Further, such a temperature control method includes, for example, (X) a radiation thermometer that measures the actual temperature of the material to be heated that is intermittently discharged from the heating device and outputs a temperature signal representing the actual temperature; , [yl] is suitably carried out by a temperature control device including a control means for controlling the temperature of the heating device so that the actual temperature of the heated material represented by the temperature signal matches a predetermined heating temperature. .

Function and Effect of the Invention Namely, the present invention measures the actual temperature of the heated material discharged after being heated by the heating device for a certain period of time, and the actual temperature matches the predetermined heating temperature. In this way, the temperature of the heating device can be controlled in such a way that it can be used in cases where the ambient temperature inside the heating device and the temperature of the material to be heated are not directly related or where there is a large temperature difference. It also becomes possible to heat the material to be heated to a predetermined heating temperature with high accuracy. In particular, since the present invention measures the temperature of the material to be heated discharged from the heating device, the accuracy of temperature measurement is higher than that in the case where the temperature of the material to be heated is measured within the heating device. It is possible to control the temperature.

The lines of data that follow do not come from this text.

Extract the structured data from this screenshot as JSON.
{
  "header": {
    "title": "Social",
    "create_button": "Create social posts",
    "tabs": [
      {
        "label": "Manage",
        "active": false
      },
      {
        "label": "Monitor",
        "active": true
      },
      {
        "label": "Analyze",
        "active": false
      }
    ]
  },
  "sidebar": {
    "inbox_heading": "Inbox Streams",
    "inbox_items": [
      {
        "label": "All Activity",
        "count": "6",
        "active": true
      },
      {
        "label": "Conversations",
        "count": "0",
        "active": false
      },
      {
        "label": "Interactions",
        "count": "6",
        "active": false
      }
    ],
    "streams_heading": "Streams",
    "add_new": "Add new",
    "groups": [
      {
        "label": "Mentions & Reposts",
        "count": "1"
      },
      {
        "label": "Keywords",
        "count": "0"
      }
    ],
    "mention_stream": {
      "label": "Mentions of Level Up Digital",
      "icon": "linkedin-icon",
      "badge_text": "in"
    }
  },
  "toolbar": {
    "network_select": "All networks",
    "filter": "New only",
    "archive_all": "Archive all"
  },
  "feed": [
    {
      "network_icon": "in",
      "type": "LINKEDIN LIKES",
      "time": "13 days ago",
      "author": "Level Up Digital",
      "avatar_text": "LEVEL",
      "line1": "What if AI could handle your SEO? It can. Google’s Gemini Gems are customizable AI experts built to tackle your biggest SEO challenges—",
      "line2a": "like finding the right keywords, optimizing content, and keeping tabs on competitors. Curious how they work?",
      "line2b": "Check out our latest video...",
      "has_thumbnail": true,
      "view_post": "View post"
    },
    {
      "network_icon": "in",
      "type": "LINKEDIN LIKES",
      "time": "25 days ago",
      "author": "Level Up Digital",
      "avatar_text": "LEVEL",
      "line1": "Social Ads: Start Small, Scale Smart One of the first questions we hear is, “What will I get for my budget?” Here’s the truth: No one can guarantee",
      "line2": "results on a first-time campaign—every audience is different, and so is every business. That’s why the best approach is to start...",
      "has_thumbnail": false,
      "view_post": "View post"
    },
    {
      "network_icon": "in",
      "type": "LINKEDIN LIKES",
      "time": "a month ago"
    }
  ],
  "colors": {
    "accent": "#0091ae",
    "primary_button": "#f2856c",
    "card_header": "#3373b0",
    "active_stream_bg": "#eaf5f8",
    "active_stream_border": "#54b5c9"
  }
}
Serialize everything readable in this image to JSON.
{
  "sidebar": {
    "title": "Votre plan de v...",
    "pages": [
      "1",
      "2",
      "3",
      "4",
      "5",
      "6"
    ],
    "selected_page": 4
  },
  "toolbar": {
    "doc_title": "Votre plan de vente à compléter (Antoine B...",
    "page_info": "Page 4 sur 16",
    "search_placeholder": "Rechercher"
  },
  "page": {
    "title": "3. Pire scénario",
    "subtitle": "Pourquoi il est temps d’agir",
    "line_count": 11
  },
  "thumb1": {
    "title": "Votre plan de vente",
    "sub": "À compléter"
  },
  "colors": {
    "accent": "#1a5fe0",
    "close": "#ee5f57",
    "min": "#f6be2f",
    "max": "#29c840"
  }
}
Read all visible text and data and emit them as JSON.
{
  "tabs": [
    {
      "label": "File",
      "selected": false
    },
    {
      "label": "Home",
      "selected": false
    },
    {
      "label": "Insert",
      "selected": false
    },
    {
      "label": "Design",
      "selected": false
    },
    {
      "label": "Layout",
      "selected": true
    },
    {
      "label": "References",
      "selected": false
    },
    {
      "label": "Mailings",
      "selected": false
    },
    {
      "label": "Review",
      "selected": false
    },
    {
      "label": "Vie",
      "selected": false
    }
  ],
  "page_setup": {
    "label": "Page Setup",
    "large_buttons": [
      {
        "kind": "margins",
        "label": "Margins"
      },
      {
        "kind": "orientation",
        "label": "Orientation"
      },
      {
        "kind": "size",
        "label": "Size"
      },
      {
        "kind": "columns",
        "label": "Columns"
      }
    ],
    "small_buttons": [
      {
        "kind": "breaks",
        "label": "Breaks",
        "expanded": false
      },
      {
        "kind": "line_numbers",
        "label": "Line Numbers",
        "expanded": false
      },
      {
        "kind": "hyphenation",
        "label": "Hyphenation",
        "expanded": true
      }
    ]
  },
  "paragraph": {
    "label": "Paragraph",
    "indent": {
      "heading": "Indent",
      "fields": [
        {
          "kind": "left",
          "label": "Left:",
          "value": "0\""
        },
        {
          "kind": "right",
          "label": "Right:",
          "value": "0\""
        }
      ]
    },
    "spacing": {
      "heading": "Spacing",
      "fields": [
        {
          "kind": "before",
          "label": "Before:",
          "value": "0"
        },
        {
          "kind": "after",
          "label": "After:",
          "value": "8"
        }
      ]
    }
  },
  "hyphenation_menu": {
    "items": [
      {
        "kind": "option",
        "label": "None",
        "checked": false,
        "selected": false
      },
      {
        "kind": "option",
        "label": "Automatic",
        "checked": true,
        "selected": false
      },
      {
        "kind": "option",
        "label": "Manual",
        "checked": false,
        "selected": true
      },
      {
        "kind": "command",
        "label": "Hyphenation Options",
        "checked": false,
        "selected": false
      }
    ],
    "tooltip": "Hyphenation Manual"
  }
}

Furthermore, since the temperature control device measures the temperature of the material to be heated using a radiation thermometer, it is possible to measure the temperature of the high-temperature material to be heated in a short time with high precision, and the temperature of the material to be heated can be can be quickly sent to subsequent processes.

Note that the control means of such a temperature control device includes, for example,
a modulator that holds the temperature signal intermittently output from the radiation thermometer until the next temperature signal is output and converts it into a continuous signal; Although the device is configured to include a temperature controller for controlling the temperature of the device, it is also possible to use a microcomputer with the same functions.

EXAMPLE Hereinafter, an example of the present invention will be described in detail based on the drawings.

In FIG. 1, 10 is a combustion type heating device, and a heating furnace 12. Burner 14. It is equipped with a fuel supply facility 16° and an air supply facility 8. The heating furnace I2 is a rotary furnace that accommodates and heats a large number of annular materials to be heated 26 therein. Heating material 2
Each time 6 is supplied, the heated material 26 heated for a certain period of time is discharged one by one. Furthermore, the burner 14 mixes and burns heavy oil and air supplied from the fuel supply equipment 16 and the air supply equipment 18 through control valves 20 and 22, respectively, to heat the material to be heated 26 in the heating furnace 12. Heat at high speed. The temperature inside the heating furnace 12, that is, the combustion amount of the burner 14, is controlled by changing the opening degree of the control valve 20.22. The temperature is automatically adjusted by the temperature control bag N24.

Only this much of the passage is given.